CMS reviews and sets rates, which is an important milestone for beneficiaries. Adjustments directly affect coverage. Health plans must have sufficient funding to remain in the market and provide the comprehensive benefits seniors and disabled individuals—including 204,000 Virginia residents—rely on.

This year’s process will take on greater-than-usual importance. With new faces occupying key posts, senior CMS officials must be made aware of the program’s many benefits so they understand why 90 percent of enrollees are happy with their Medicare Advantage plans.

Choice plays a big part in satisfaction levels. Medicare Advantage enrollees shop for a health plan that best meets their needs. Whether a beneficiary wants to avoid monthly premiums, opt for a plan a current doctor accepts, or match the pharmaceutical formulary to their treatment, a suitable product is likely available in the Medicare Advantage market.

Beneficiaries also want value. While all Medicare Advantage health plans are required to match traditional Medicare’s benefits, Medicare Advantage consistently incorporates much more. Enrollees gain access to comprehensive coverage at a very affordable cost, often just a $5 co-pay for most services.

That includes a wide array of preventive care. Plans assist enrollees in taking control of their health with health screenings, disease management programs, nurse help lines, and in many cases, free senior-friendly fitness memberships to help maintain strength, cardiovascular health, and range of motion.

The array of services combined with the financial protections—including a cap on annual out-of-pocket expenses—help explain the high enrollment in Medicare Advantage across a diverse population of beneficiaries. In fact, approximately 45 percent of Hispanic and 30 percent of African-American beneficiaries choose Medicare Advantage, as do 37 percent of beneficiaries with incomes less than $20,000.

The true significance of Medicare Advantage, however, can be found in better health. The American Journal of Managed Care found Medicare Advantage’s hospital readmission rate to be 13 percent to 20 percent lower than traditional Medicare. And Medicare Advantage enrollees make more appropriate use of services, according to Health Affairs. They also enjoy lower incidences of emergency services, fewer hip replacements, and higher rates of coronary bypass surgery in accordance with national guidelines.
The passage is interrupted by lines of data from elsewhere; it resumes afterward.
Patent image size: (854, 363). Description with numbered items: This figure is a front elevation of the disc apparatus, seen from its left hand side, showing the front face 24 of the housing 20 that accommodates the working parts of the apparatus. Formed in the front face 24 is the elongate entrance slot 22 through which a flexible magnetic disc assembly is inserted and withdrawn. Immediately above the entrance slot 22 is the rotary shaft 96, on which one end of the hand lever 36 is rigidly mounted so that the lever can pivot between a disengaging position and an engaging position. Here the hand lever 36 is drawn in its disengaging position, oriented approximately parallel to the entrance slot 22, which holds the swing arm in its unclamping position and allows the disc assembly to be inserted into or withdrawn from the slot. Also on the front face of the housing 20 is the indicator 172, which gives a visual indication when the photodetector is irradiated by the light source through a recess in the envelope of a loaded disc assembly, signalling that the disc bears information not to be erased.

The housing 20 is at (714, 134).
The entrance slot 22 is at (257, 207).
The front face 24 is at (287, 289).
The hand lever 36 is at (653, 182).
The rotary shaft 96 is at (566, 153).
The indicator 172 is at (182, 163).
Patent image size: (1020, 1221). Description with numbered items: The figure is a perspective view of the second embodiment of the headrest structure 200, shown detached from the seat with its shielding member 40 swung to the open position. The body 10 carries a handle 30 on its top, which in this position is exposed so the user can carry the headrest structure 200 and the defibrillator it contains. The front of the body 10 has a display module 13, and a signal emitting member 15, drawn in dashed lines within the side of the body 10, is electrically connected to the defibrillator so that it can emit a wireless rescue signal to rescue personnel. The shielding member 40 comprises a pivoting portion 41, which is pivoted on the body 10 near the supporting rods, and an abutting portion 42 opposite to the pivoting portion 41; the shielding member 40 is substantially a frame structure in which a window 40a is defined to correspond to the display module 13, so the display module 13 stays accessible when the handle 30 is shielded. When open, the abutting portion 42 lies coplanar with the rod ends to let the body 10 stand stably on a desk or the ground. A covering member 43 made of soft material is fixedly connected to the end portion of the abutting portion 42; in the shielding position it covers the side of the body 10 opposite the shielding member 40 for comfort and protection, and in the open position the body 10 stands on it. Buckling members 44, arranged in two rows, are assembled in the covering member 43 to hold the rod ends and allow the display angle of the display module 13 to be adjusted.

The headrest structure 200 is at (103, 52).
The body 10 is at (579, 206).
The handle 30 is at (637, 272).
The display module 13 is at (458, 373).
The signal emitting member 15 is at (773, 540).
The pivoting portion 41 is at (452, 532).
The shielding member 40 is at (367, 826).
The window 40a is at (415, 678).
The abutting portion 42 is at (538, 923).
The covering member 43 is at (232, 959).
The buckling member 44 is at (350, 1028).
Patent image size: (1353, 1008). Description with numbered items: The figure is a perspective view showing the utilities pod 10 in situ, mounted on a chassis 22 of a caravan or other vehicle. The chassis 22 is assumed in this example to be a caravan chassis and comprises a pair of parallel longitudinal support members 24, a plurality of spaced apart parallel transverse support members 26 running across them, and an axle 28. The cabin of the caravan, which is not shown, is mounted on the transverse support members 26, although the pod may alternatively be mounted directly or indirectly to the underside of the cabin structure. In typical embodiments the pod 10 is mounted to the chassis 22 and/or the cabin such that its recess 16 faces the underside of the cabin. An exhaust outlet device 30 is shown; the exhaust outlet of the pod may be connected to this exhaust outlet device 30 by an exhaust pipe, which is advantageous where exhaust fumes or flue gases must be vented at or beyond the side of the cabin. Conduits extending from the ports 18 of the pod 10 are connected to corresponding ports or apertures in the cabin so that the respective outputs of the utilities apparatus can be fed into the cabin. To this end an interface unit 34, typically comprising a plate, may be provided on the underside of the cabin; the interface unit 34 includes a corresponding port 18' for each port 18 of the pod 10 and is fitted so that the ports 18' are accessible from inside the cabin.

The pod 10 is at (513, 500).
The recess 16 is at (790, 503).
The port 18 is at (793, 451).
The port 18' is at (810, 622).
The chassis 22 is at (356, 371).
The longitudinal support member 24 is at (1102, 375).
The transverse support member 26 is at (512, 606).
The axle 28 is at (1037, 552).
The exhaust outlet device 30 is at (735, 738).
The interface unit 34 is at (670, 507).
These statistics indicate enrollees are receiving better care. They’re staying more nimble, so they avoid falling. Post-hospital care is preventing complications. And disease management and appropriate medical interventions are reducing crisis events.

Better health is good for patients – and the federal budget. This fact has earned Medicare Advantage broad support from lawmakers in both parties. Elected officials are once again stepping forward. Already a bipartisan groups of 65 U.S. Senators, including Virginia’s Mark Warner, sent a letter to CMS in support of Medicare Advantage. For the 18 million Americans who choose the program – that is a welcomed start.